Incentive Design from the Mouths of Babes

We're visiting this week with a niece who just turned two, and my wife downloaded the top-rated toddler app for her iPad.  In the game, a cartoon monkey does a somersault and makes a happy monkey noise when the player succeeds at various tasks, like touching the green fruit, re-assembling a small puzzle, etc.    Most of the minigames can be solved by tapping the screen repeatedly and yelling "yay, monkey".  It was only when this approach did not work that the niece actually attempts to think about the puzzle, and I found the results surprising.  
  • She can't read the instructions to "touch the purple fruit", and she may not yet know what the word purple means, but when I pointed to the word purple (which was colored purple), she immediately hit the purple plum.  
  • She doesn't appear to have the fine motor skills to drag and drop the pieces of fruit for the reassembly puzzle, but her hand motions make it clear that she knows what she needs to do.  
  • On paper, the concentration game (eight face-down cards consisting of four pairs that you can flip over two at a time) is the hardest of the games, but she's definitely got the concept of this game (if, perhaps, not the attention span needed to deal with all eight cards - or perhaps getting an adult to take 2-4 of the cards off the board for her is also part of her strategy).  
Overall, this game raises incentive design questions.  Is the little girl an MMO player in the making, already able to skip past the educational content much as we don't read quest text?  Is it part of the game designer's strategy to have most of the puzzles be easy as a way to lure players into the game where they may eventually learn from the content they're being exposed to as they go?  Do the designers actually care whether anyone learns anything, as long as the product is fun for the kids, looks educational for the parents, and therefore can go on to be a best-seller?  And, perhaps most importantly, where are the videos of two-year-olds on voice chat planning their approach to the latest monkey puzzle? 

1 comment:

  1. Do the designers actually care whether anyone learns anything, as long as the product is fun for the kids, looks educational for the parents, and therefore can go on to be a best-seller?

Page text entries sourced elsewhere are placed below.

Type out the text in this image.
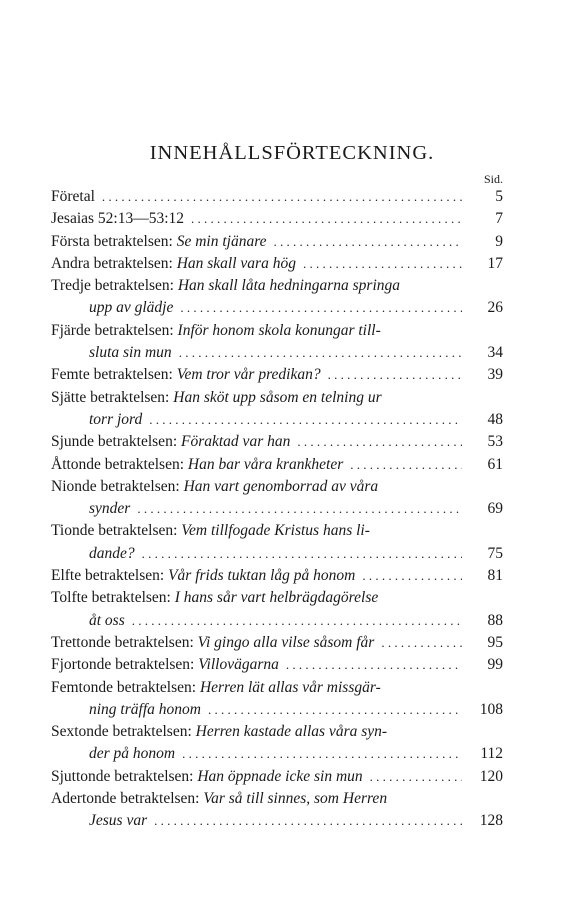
INNEHÅLLSFÖRTECKNING.
Sid.
Företal . . .	5
Jesaias 52:13—53:12 . . .	7
Första betraktelsen: Se min tjänare . . .	9
Andra betraktelsen: Han skall vara hög . . .	17
Tredje betraktelsen: Han skall låta hedningarna springa
upp av glädje . . .	26
Fjärde betraktelsen: Inför honom skola konungar till-
sluta sin mun . . .	34
Femte betraktelsen: Vem tror vår predikan? . . .	39
Sjätte betraktelsen: Han sköt upp såsom en telning ur
torr jord . . .	48
Sjunde betraktelsen: Föraktad var han . . .	53
Åttonde betraktelsen: Han bar våra krankheter . . .	61
Nionde betraktelsen: Han vart genomborrad av våra
synder . . .	69
Tionde betraktelsen: Vem tillfogade Kristus hans li-
dande? . . .	75
Elfte betraktelsen: Vår frids tuktan låg på honom . . .	81
Tolfte betraktelsen: I hans sår vart helbrägdagörelse
åt oss . . .	88
Trettonde betraktelsen: Vi gingo alla vilse såsom får . . .	95
Fjortonde betraktelsen: Villovägarna . . .	99
Femtonde betraktelsen: Herren lät allas vår missgär-
ning träffa honom . . .	108
Sextonde betraktelsen: Herren kastade allas våra syn-
der på honom . . .	112
Sjuttonde betraktelsen: Han öppnade icke sin mun . . .	120
Adertonde betraktelsen: Var så till sinnes, som Herren
Jesus var . . .	128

    Consider the type of person who designs kids games. They're in a highly competitive and selective field (game design) and on top of that they're making games that they themselves wouldn't really want to play. It would take a rather major idiot to work hard to break into the industry, then decide to make kids games just to collect a paycheck.

    Given that, I'd say most of the designers doing kids games actually care about making games that are good for kids.